Human intelligence will be crucial for the future of search – but not in the way Mahalo does it which is like manually categorising pieces of paper into a file cabinet – which is not sustainable. A bit like how when the painters of the Sydney harbour bridge finish painting it, they have to start all over again because the other side is already starting to rust again. Once we can train a machine that for example, a dog is an animal, that has four legs and makes a sound like “woof” – the machine can then act on our behalf, like a trained animal, and go fetch what we want; how those paper documents are stored will now be irrelevant and the machine can do the sorting for us.

The Google killer of the future will be the people that can convert the knowledge on the world wide web into information readeable by computers, to create this (weak) form of artificial intelligence. Now that’s where it gets interesting.

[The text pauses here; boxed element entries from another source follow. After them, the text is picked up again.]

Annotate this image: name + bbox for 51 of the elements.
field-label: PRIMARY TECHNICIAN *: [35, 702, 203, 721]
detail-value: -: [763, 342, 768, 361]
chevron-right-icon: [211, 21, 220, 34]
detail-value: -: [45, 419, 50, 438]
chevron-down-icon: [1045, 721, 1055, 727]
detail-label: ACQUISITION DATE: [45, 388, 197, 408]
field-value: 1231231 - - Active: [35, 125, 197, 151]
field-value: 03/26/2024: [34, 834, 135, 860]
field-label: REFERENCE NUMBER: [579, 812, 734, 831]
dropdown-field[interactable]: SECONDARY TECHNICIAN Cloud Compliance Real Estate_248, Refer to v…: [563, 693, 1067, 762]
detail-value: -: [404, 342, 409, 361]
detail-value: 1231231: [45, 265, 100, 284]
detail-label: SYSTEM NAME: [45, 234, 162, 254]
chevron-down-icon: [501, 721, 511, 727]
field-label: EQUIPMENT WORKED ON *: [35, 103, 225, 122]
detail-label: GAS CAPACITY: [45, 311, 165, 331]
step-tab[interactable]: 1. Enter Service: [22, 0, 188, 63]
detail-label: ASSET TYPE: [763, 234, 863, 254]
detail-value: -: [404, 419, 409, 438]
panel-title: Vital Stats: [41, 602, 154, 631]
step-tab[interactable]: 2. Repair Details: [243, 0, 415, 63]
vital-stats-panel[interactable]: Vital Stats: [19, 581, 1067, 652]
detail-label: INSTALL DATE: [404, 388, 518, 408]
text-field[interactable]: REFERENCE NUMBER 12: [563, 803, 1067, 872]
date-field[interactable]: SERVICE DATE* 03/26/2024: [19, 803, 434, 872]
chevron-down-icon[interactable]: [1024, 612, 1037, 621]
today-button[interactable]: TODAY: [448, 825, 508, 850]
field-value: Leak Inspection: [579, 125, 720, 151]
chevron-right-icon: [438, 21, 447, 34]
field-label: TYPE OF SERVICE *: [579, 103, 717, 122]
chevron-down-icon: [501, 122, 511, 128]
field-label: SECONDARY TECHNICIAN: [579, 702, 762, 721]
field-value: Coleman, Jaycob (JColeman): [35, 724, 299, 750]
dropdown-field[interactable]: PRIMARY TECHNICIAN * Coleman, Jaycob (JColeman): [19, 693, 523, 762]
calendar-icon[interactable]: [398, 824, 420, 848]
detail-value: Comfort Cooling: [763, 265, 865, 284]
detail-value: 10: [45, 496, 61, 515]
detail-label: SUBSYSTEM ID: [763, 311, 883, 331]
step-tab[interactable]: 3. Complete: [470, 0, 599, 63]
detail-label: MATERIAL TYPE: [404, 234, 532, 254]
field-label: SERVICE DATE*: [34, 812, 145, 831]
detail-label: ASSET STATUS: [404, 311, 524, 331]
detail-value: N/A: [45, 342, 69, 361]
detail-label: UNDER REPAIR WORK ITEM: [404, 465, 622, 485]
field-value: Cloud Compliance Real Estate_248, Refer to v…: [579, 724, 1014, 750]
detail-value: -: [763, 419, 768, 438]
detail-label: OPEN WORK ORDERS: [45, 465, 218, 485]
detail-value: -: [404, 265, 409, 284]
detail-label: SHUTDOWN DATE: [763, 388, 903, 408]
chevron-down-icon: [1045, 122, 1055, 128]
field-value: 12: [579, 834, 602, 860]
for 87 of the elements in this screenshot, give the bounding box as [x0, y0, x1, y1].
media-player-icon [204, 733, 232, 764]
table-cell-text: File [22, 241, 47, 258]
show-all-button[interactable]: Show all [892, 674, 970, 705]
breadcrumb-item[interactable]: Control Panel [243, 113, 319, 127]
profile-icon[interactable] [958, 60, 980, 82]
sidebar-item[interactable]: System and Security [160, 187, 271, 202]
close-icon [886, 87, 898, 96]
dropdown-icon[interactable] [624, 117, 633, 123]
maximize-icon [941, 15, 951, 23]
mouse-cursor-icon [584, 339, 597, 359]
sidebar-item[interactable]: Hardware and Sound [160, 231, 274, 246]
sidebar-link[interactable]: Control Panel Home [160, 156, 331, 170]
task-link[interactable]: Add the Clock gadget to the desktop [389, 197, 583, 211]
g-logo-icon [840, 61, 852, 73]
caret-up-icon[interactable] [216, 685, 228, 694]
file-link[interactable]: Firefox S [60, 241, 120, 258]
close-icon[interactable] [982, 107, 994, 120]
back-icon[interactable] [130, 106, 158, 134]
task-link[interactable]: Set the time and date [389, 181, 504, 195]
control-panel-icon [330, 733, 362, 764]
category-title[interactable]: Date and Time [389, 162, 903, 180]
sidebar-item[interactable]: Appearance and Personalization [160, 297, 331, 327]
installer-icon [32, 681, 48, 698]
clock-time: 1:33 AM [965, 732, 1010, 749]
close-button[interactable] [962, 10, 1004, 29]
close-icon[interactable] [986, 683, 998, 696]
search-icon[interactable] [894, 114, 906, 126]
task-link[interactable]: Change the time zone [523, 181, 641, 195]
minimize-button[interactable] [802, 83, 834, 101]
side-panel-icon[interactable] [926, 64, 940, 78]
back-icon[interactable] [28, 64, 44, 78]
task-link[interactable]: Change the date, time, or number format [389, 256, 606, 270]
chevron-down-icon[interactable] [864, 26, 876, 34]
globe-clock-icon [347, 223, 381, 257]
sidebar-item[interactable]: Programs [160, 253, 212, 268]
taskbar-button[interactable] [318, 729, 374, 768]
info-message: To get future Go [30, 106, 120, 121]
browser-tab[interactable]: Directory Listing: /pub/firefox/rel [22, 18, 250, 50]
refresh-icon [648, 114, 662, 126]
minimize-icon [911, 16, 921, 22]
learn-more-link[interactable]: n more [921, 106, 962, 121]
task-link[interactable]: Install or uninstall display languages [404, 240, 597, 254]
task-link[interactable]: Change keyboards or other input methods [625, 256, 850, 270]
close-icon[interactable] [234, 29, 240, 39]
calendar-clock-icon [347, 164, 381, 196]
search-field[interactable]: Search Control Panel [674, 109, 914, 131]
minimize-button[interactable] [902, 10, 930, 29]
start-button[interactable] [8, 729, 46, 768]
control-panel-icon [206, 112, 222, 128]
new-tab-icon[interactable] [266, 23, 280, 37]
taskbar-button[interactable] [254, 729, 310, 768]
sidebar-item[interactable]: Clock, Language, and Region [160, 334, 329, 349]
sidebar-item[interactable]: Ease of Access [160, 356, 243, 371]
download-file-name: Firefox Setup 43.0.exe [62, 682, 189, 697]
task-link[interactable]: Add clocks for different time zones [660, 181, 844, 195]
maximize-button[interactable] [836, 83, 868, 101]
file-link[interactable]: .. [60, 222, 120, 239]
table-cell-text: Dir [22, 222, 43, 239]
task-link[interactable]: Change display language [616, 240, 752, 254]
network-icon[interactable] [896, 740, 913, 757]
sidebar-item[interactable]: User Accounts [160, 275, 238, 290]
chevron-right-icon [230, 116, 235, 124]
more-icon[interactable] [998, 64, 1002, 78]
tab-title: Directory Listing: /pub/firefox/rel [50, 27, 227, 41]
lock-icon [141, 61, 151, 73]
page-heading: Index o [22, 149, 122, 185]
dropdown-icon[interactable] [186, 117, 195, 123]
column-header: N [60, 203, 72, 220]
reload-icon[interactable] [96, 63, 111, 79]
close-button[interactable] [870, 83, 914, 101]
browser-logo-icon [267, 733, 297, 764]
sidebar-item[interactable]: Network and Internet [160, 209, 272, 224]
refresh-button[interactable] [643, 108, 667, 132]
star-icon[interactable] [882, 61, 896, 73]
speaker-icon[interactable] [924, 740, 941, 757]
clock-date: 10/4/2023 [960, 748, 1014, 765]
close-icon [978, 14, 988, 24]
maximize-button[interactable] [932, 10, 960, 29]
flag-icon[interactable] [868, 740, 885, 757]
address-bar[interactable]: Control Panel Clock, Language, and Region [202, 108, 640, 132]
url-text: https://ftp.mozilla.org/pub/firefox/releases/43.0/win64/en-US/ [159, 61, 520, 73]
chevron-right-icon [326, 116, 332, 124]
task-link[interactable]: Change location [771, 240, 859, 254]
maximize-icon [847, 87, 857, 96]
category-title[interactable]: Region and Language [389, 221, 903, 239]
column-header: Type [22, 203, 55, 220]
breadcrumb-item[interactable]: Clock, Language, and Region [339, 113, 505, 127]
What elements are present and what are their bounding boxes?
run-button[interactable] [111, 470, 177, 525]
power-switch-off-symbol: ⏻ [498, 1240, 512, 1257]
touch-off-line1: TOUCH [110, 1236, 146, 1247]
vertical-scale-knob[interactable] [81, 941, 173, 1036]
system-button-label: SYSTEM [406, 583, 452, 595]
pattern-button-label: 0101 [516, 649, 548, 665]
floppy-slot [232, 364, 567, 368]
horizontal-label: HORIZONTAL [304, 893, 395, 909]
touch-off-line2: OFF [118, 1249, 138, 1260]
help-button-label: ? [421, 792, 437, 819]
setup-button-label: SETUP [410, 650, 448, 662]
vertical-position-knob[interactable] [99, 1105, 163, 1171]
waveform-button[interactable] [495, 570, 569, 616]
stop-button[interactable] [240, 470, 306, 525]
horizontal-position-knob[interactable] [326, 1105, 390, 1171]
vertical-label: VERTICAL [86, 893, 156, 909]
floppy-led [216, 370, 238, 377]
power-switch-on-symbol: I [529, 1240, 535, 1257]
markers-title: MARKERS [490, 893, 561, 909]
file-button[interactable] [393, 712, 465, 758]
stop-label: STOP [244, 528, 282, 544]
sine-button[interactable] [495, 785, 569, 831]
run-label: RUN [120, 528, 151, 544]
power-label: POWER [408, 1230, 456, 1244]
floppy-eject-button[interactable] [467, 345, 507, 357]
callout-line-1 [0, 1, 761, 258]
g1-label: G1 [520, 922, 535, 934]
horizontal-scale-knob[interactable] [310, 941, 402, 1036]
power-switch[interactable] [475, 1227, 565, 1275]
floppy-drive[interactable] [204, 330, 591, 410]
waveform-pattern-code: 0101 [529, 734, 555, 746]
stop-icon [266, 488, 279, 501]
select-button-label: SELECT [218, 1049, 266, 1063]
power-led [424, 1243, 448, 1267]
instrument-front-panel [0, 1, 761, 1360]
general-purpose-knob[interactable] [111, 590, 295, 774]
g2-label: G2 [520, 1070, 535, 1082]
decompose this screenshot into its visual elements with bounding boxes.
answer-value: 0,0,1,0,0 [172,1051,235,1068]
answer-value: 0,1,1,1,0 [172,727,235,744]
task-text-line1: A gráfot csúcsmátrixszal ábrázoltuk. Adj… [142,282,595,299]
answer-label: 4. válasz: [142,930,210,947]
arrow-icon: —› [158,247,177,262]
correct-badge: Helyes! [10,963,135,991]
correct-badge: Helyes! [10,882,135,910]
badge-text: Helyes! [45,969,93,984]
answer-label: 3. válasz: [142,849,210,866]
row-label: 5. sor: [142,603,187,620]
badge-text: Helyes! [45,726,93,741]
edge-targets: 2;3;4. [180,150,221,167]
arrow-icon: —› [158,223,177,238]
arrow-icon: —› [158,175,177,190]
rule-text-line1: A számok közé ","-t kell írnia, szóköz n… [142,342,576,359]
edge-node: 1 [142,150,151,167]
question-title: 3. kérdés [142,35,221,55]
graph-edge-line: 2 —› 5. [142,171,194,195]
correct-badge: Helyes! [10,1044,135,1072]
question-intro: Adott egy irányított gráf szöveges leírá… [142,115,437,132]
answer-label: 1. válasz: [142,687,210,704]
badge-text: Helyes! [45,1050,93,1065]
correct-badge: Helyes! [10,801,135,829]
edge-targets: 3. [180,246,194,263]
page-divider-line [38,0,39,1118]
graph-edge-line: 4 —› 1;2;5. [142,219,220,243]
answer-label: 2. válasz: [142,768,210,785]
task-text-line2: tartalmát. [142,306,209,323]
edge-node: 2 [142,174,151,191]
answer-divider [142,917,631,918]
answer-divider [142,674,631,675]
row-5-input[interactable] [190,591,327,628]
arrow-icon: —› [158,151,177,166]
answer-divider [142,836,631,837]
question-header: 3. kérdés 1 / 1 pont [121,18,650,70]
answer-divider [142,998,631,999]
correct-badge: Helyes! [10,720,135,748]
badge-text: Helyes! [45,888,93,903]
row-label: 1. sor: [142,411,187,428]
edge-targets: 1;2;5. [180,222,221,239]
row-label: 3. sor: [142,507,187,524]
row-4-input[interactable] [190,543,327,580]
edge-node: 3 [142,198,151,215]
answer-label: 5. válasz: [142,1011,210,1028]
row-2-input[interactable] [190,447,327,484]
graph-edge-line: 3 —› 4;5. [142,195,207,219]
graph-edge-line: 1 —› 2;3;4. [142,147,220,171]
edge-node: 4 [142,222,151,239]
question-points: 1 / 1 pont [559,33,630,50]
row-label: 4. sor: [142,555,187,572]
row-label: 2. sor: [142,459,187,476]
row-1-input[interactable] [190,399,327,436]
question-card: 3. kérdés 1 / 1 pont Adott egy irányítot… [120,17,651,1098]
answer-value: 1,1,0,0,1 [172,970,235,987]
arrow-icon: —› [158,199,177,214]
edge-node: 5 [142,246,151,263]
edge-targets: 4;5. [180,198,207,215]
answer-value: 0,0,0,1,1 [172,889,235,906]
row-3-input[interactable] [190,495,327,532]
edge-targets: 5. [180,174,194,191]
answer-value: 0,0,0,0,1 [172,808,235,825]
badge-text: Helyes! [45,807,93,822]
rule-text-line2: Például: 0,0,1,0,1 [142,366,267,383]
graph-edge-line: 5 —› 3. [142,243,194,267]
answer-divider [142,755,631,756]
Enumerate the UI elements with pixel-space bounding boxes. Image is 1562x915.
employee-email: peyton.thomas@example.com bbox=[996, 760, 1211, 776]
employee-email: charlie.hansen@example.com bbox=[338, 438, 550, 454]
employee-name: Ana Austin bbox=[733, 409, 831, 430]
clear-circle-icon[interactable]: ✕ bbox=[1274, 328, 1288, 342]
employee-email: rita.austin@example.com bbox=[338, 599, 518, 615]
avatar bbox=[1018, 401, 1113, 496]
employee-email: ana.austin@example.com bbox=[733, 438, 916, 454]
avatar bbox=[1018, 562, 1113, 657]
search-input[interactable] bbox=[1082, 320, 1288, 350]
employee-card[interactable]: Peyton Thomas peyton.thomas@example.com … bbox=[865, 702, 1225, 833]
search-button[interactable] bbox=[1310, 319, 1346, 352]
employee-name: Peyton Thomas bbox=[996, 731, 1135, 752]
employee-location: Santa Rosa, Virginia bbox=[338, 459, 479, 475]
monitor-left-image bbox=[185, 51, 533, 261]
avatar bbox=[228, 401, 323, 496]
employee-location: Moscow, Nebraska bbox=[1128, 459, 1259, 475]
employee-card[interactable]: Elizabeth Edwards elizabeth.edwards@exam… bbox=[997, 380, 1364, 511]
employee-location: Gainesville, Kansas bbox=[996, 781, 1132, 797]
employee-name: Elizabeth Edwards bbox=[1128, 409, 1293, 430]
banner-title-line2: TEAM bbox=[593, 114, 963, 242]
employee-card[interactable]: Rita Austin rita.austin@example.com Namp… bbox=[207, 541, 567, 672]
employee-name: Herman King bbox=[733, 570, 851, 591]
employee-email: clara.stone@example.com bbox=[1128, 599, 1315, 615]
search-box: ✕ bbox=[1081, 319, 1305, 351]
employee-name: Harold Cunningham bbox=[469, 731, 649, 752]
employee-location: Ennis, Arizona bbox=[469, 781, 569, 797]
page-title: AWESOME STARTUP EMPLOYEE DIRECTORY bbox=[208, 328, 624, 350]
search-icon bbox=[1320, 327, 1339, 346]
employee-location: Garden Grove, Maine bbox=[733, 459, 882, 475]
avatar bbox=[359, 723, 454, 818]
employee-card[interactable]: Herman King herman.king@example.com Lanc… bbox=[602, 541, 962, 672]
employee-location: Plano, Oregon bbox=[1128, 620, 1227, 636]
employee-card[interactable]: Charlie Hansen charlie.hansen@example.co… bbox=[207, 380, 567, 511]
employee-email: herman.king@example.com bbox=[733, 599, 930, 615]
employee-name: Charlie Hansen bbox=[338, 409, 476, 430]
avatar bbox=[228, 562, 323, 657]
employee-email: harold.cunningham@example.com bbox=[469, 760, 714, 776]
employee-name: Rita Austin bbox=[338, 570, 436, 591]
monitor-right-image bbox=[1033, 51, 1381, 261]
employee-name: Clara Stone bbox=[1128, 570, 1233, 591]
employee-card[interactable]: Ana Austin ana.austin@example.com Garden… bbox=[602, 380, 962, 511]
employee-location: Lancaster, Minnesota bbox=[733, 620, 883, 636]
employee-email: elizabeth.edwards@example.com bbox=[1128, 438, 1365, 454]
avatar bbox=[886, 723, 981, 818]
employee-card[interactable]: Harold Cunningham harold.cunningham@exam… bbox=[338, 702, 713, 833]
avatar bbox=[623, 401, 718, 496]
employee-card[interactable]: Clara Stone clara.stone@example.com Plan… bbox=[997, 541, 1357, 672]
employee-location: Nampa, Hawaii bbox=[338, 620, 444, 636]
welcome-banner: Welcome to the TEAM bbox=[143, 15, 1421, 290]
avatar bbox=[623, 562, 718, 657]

Google: the ultimate ontology

A big issue with the semantic web is ontologies – the use of consistent definitions to concepts. For those that don’t understand what I’m talking about – essentially, the next evolution of the web is about making content readable by not just humans but also machines. However for a machine to understand something it reads, it needs consistent definitions. Human’s for example, are intelligent – they understand that the word “friend” is also related to the word “acquaintance”, but a computer would treat them to mean two different things. Or do they?

Just casually looking at some of my web analytics, I noticed some people landed on my site by doing a google search for how many acquaintances do people have, which took them to a popular posting of mine about how many friends people have on facebook. I’ve had a lot of visitors because of this posting, and its been an interesting case study for me on how search engines work. However today was something different from other times: I found the word acquaintance weird. I know I didn’t use that word in my posting – and when I went to the Google cache I realised something interesting: because someone linked to me using that word, the search engine replaced the word ‘friend’ with ‘acquaintances’.

acquaintances

Google’s linking mechanism is one powerful ontology generator.